# Pond plant help



## Repsolkid (12 Mar 2012)

Hi all, just joined. This looks to be a very good site.
I was hoping some experts could help me with a simple question regarding one of my pond marginals.

Last year I added a nearly nice aquatic plant to the edge of my pond. It was a Cotula coronopifolia (golden buttons), and it looked and grew amazingly well. So my question is, since we had a -17C in Cambridge, UK and alot of snow, the plant looks dead, and I was wondering whether I need to go out and buy another one, or will it grow again from its own dropped seeds?
It looks lifeless at the moment.

Thanks in advance for your help

Rep.


----------



## dw1305 (12 Mar 2012)

Hi all,
The plants aren't frost hardy and are dead, but it usually comes up from seed again. The seedlings are quite "bronzy" and succulent. It slowly dwindled around my pond, possibly because there wasn't any bare mud to colonise or possibly because it is fairly nutrient poor.
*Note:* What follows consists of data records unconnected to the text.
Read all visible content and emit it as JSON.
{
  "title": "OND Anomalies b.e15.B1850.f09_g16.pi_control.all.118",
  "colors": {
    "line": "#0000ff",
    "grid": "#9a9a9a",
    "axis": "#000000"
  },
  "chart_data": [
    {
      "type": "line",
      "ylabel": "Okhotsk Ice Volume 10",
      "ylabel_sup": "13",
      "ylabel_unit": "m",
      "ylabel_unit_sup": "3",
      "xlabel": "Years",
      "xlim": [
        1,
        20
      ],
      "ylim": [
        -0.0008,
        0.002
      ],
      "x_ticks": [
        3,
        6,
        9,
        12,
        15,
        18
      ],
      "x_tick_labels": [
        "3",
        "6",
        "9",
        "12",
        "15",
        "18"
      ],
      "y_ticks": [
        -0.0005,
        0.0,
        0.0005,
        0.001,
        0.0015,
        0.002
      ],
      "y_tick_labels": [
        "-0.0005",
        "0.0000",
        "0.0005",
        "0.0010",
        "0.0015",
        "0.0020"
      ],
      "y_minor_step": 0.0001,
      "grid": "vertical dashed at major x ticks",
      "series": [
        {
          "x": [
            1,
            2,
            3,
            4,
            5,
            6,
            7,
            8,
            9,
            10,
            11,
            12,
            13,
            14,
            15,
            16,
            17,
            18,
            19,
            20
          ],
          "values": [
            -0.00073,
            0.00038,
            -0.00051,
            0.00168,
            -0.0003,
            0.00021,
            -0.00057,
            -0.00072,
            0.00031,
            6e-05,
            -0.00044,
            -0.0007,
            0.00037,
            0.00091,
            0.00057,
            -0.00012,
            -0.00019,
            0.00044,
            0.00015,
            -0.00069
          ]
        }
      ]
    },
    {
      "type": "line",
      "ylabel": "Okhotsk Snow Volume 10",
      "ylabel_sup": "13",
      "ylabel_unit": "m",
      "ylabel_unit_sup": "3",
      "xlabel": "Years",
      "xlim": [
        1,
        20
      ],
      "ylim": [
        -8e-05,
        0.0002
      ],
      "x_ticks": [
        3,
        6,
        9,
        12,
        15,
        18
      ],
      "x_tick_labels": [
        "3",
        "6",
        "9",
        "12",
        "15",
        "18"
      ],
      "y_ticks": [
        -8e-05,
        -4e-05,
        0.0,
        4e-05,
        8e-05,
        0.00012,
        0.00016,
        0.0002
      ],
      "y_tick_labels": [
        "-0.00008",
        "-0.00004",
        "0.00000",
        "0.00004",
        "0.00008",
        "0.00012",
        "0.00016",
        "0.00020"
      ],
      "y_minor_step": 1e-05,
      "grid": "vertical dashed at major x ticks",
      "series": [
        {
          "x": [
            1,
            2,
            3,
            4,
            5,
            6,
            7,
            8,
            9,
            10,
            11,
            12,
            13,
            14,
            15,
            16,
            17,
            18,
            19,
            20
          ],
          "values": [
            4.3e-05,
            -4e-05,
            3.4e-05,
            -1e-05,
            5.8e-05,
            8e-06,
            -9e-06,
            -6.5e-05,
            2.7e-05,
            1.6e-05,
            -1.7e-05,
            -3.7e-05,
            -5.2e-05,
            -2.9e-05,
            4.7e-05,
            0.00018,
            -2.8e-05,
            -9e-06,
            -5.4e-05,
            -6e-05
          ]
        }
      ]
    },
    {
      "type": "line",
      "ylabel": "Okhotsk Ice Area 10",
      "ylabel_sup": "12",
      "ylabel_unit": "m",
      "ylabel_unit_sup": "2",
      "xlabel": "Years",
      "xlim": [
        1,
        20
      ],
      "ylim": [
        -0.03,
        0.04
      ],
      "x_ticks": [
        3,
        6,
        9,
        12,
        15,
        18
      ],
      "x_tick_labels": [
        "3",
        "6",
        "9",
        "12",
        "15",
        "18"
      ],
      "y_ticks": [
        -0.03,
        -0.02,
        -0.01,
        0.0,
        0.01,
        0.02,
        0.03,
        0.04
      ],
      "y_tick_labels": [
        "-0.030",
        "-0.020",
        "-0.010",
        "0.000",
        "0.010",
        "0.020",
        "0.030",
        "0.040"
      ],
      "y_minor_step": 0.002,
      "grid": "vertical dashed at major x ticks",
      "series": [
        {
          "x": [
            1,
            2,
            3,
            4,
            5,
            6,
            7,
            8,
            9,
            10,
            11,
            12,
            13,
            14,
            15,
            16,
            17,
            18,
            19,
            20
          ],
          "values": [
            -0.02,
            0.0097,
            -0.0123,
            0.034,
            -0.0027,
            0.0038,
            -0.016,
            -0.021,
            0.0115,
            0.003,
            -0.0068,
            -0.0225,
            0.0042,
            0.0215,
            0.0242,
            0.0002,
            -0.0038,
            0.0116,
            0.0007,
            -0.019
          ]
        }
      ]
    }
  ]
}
It does well in very nutrient rich conditions, and is quite salt tolerant as well.

cheers Darrel


----------



## Iain Sutherland (12 Mar 2012)

hey repsol, wecome. nice to see another cambridge member.


----------



## Repsolkid (13 Mar 2012)

hi
thanks for the replies and welcome.
I have since spoken to my local koi fishery, where I bought the original plants, and he said, if the yellow heads dropped off and fell into the main pot, then they should of reseeded themselves, and I would know by beginning of April. However if my koi had eaten the heads, then a new plant is needed.

This year, I will ensure I propogate the plant, and keep some in the greenhouse over winter. 

Cheers


----------